Webinar Replays Killed the Video Star
Years ago, a research analyst determined that when it comes to retention, one minute of video is equal to 1.8 million words. Since then, everyone has jumped on-board the video train, and now you know whom to blame the next time you suffer through an hour-long sales webinar replay or half-hour video missive on filing expenses.
When video content creation became economically viable for virtually anyone, many people assumed it would magically increase interest and retention in whatever subject was being presented. Video can be transformative when used correctly, but improper video use is starting to give it a bad rap. In fact, new research shows that video content in general is not living up to its potential, despite the fact that people still feel like engaging video is really helpful.
How do you ensure that your videos hit the mark?
Keep it short
First, keep your videos short and concise. The most common problem with video engagement is that video durations are too long to maintain audience interest. Remember that they can (and will) multitask on their computers and mobile devices as soon as they get bored. If you have a lot of content to cover, break it up into separate videos, concentrating on one concept at a time. Doing it this way serves several purposes:
- Your audience is much more likely to remain engaged
- They can refer back to the content they need much more easily
- Overall retention will increase
What does short look like? Keep in mind that one’s attention span is inversely related to his or her initial interest in the subject matter, so if they don’t already have a stake in the topic, there is no such thing as too short. Even for engaged viewers, five minutes can be a lot of time. Obviously, there will be outliers where more time is required, but make sure that’s what they are: outliers.
Don’t worry about beauty
Most of the time, you don’t need to worry about production quality. In many (maybe most) instances, a short video using a smartphone or webcam will accomplish the same goal as a highly produced commercial. If your subject-matter expert (SME) has important information to relay to the field, his or her cachet should be enough to support engagement, not whether or not there’s soaring background music or CGI graphics.
In fact, a key value of video done well is the ability to record and share great ideas in a quick and engaging way. What’s more powerful than your top rep letting everyone know about a new sales technique that helped her close a big deal? Or your SME informing the team right away about a regulatory change that will affect how to sell one of their products?
Make it accessible
If a tree falls in the forest and someone takes an amazing 4K video of it, does anyone have enough bandwidth on their phones to watch?

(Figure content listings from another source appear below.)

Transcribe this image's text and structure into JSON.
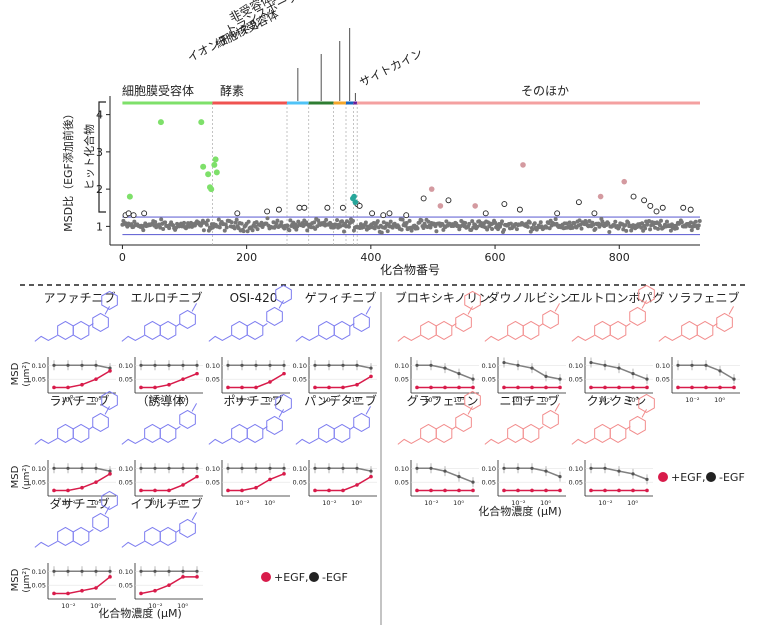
{
  "top_chart": {
    "ylabel": "MSD比（EGF添加前後）",
    "xlabel": "化合物番号",
    "bracket_label": "ヒット化合物",
    "x_ticks": [
      "0",
      "200",
      "400",
      "600",
      "800"
    ],
    "y_ticks": [
      "1",
      "2",
      "3",
      "4"
    ],
    "xlim": [
      -20,
      930
    ],
    "ylim": [
      0.5,
      4.5
    ],
    "hit_threshold": 1.25,
    "lower_band": 0.78,
    "categories": [
      {
        "label": "細胞膜受容体",
        "start": 0,
        "end": 145,
        "color": "#7ee06a"
      },
      {
        "label": "酵素",
        "start": 145,
        "end": 265,
        "color": "#ef5350"
      },
      {
        "label": "イオンチャネル",
        "start": 265,
        "end": 300,
        "color": "#4fc3f7"
      },
      {
        "label": "細胞核受容体",
        "start": 300,
        "end": 340,
        "color": "#2e7d32"
      },
      {
        "label": "トランスポーター",
        "start": 340,
        "end": 360,
        "color": "#f4a62a"
      },
      {
        "label": "非受容体型キナーゼ",
        "start": 360,
        "end": 372,
        "color": "#1565c0"
      },
      {
        "label": "サイトカイン",
        "start": 372,
        "end": 378,
        "color": "#6a1b9a"
      },
      {
        "label": "そのほか",
        "start": 378,
        "end": 930,
        "color": "#f4a0a0"
      }
    ],
    "hits_green": [
      [
        12,
        1.8
      ],
      [
        62,
        3.8
      ],
      [
        127,
        3.8
      ],
      [
        130,
        2.6
      ],
      [
        138,
        2.4
      ],
      [
        141,
        2.05
      ],
      [
        143,
        2.0
      ],
      [
        148,
        2.65
      ],
      [
        150,
        2.8
      ],
      [
        152,
        2.45
      ]
    ],
    "hits_teal": [
      [
        371,
        1.75
      ],
      [
        373,
        1.8
      ],
      [
        375,
        1.65
      ]
    ],
    "hits_pink": [
      [
        498,
        2.0
      ],
      [
        512,
        1.55
      ],
      [
        568,
        1.55
      ],
      [
        645,
        2.65
      ],
      [
        770,
        1.8
      ],
      [
        808,
        2.2
      ]
    ],
    "open_points": [
      [
        5,
        1.3
      ],
      [
        10,
        1.35
      ],
      [
        18,
        1.3
      ],
      [
        35,
        1.35
      ],
      [
        185,
        1.35
      ],
      [
        233,
        1.4
      ],
      [
        252,
        1.45
      ],
      [
        285,
        1.5
      ],
      [
        293,
        1.5
      ],
      [
        330,
        1.5
      ],
      [
        355,
        1.5
      ],
      [
        378,
        1.6
      ],
      [
        382,
        1.55
      ],
      [
        402,
        1.35
      ],
      [
        420,
        1.3
      ],
      [
        430,
        1.35
      ],
      [
        457,
        1.3
      ],
      [
        485,
        1.75
      ],
      [
        525,
        1.7
      ],
      [
        585,
        1.35
      ],
      [
        615,
        1.6
      ],
      [
        640,
        1.45
      ],
      [
        700,
        1.35
      ],
      [
        735,
        1.65
      ],
      [
        760,
        1.35
      ],
      [
        823,
        1.8
      ],
      [
        840,
        1.7
      ],
      [
        850,
        1.55
      ],
      [
        860,
        1.4
      ],
      [
        870,
        1.5
      ],
      [
        903,
        1.5
      ],
      [
        915,
        1.45
      ]
    ]
  },
  "left_panel": {
    "compounds": [
      {
        "name": "アファチニブ",
        "series": {
          "egf": [
            0.02,
            0.02,
            0.03,
            0.05,
            0.08
          ],
          "ctrl": [
            0.1,
            0.1,
            0.1,
            0.1,
            0.09
          ]
        }
      },
      {
        "name": "エルロチニブ",
        "series": {
          "egf": [
            0.02,
            0.02,
            0.03,
            0.05,
            0.07
          ],
          "ctrl": [
            0.1,
            0.1,
            0.1,
            0.1,
            0.1
          ]
        }
      },
      {
        "name": "OSI-420",
        "series": {
          "egf": [
            0.02,
            0.02,
            0.02,
            0.04,
            0.07
          ],
          "ctrl": [
            0.1,
            0.1,
            0.1,
            0.1,
            0.1
          ]
        }
      },
      {
        "name": "ゲフィチニブ",
        "series": {
          "egf": [
            0.02,
            0.02,
            0.02,
            0.03,
            0.06
          ],
          "ctrl": [
            0.1,
            0.1,
            0.1,
            0.1,
            0.09
          ]
        }
      },
      {
        "name": "ラパチニブ",
        "series": {
          "egf": [
            0.02,
            0.02,
            0.03,
            0.05,
            0.08
          ],
          "ctrl": [
            0.1,
            0.1,
            0.1,
            0.1,
            0.09
          ]
        }
      },
      {
        "name": "（誘導体）",
        "series": {
          "egf": [
            0.02,
            0.02,
            0.02,
            0.04,
            0.07
          ],
          "ctrl": [
            0.1,
            0.1,
            0.1,
            0.1,
            0.1
          ]
        }
      },
      {
        "name": "ポナチニブ",
        "series": {
          "egf": [
            0.02,
            0.02,
            0.03,
            0.06,
            0.08
          ],
          "ctrl": [
            0.1,
            0.1,
            0.1,
            0.1,
            0.1
          ]
        }
      },
      {
        "name": "パンデタニブ",
        "series": {
          "egf": [
            0.02,
            0.02,
            0.02,
            0.04,
            0.07
          ],
          "ctrl": [
            0.1,
            0.1,
            0.1,
            0.1,
            0.09
          ]
        }
      },
      {
        "name": "ダサチニブ",
        "series": {
          "egf": [
            0.02,
            0.02,
            0.03,
            0.04,
            0.08
          ],
          "ctrl": [
            0.1,
            0.1,
            0.1,
            0.1,
            0.1
          ]
        }
      },
      {
        "name": "イブルチニブ",
        "series": {
          "egf": [
            0.02,
            0.03,
            0.05,
            0.08,
            0.08
          ],
          "ctrl": [
            0.1,
            0.1,
            0.1,
            0.1,
            0.1
          ]
        }
      }
    ],
    "ylabel": "MSD",
    "yunit": "(μm²)",
    "xlabel": "化合物濃度 (μM)"
  },
  "right_panel": {
    "compounds": [
      {
        "name": "ブロキシキノリン",
        "series": {
          "egf": [
            0.02,
            0.02,
            0.02,
            0.02,
            0.02
          ],
          "ctrl": [
            0.1,
            0.1,
            0.09,
            0.07,
            0.05
          ]
        }
      },
      {
        "name": "ダウノルビシン",
        "series": {
          "egf": [
            0.02,
            0.02,
            0.02,
            0.02,
            0.02
          ],
          "ctrl": [
            0.11,
            0.1,
            0.09,
            0.06,
            0.05
          ]
        }
      },
      {
        "name": "エルトロンボパグ",
        "series": {
          "egf": [
            0.02,
            0.02,
            0.02,
            0.02,
            0.02
          ],
          "ctrl": [
            0.11,
            0.1,
            0.09,
            0.07,
            0.05
          ]
        }
      },
      {
        "name": "ソラフェニブ",
        "series": {
          "egf": [
            0.02,
            0.02,
            0.02,
            0.02,
            0.02
          ],
          "ctrl": [
            0.1,
            0.1,
            0.1,
            0.08,
            0.05
          ]
        }
      },
      {
        "name": "グラフェニン",
        "series": {
          "egf": [
            0.02,
            0.02,
            0.02,
            0.02,
            0.02
          ],
          "ctrl": [
            0.1,
            0.1,
            0.09,
            0.07,
            0.05
          ]
        }
      },
      {
        "name": "ニロチニブ",
        "series": {
          "egf": [
            0.02,
            0.02,
            0.02,
            0.02,
            0.02
          ],
          "ctrl": [
            0.1,
            0.1,
            0.1,
            0.09,
            0.07
          ]
        }
      },
      {
        "name": "クルクミン",
        "series": {
          "egf": [
            0.02,
            0.02,
            0.02,
            0.02,
            0.02
          ],
          "ctrl": [
            0.1,
            0.1,
            0.09,
            0.08,
            0.06
          ]
        }
      }
    ],
    "ylabel": "MSD",
    "yunit": "(μm²)",
    "xlabel": "化合物濃度 (μM)"
  },
  "mini_axis": {
    "yticks": [
      "0.10",
      "0.05"
    ],
    "xticks": [
      "10⁻²",
      "10⁰"
    ]
  },
  "legend": {
    "egf_label": "+EGF,",
    "ctrl_label": "-EGF"
  },
  "colors": {
    "egf": "#d81b4a",
    "ctrl": "#808080",
    "green": "#7ee06a",
    "teal": "#26a69a",
    "pink": "#d49aa0",
    "structure_blue": "#7c7cf0",
    "structure_red": "#f28c8c",
    "band": "#6b6bd6",
    "scatter_gray": "#777777"
  }
}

This is another pitfall for some video–especially highly produced content: it doesn’t play well on mobile because it’s a bandwidth hog. However you choose to distribute your video content, make sure that it can play on virtually any device for which it’s intended. Even better, try to put it on a platform like Allego, where content can be viewed even when there is no internet connection.
Video might have earned a bad rap, but you can easily turn that around by enabling SMEs, reps, and others to produce more bite-sized content that’s on-point and easily accessible. Once you do that, you–and video–will be rock stars!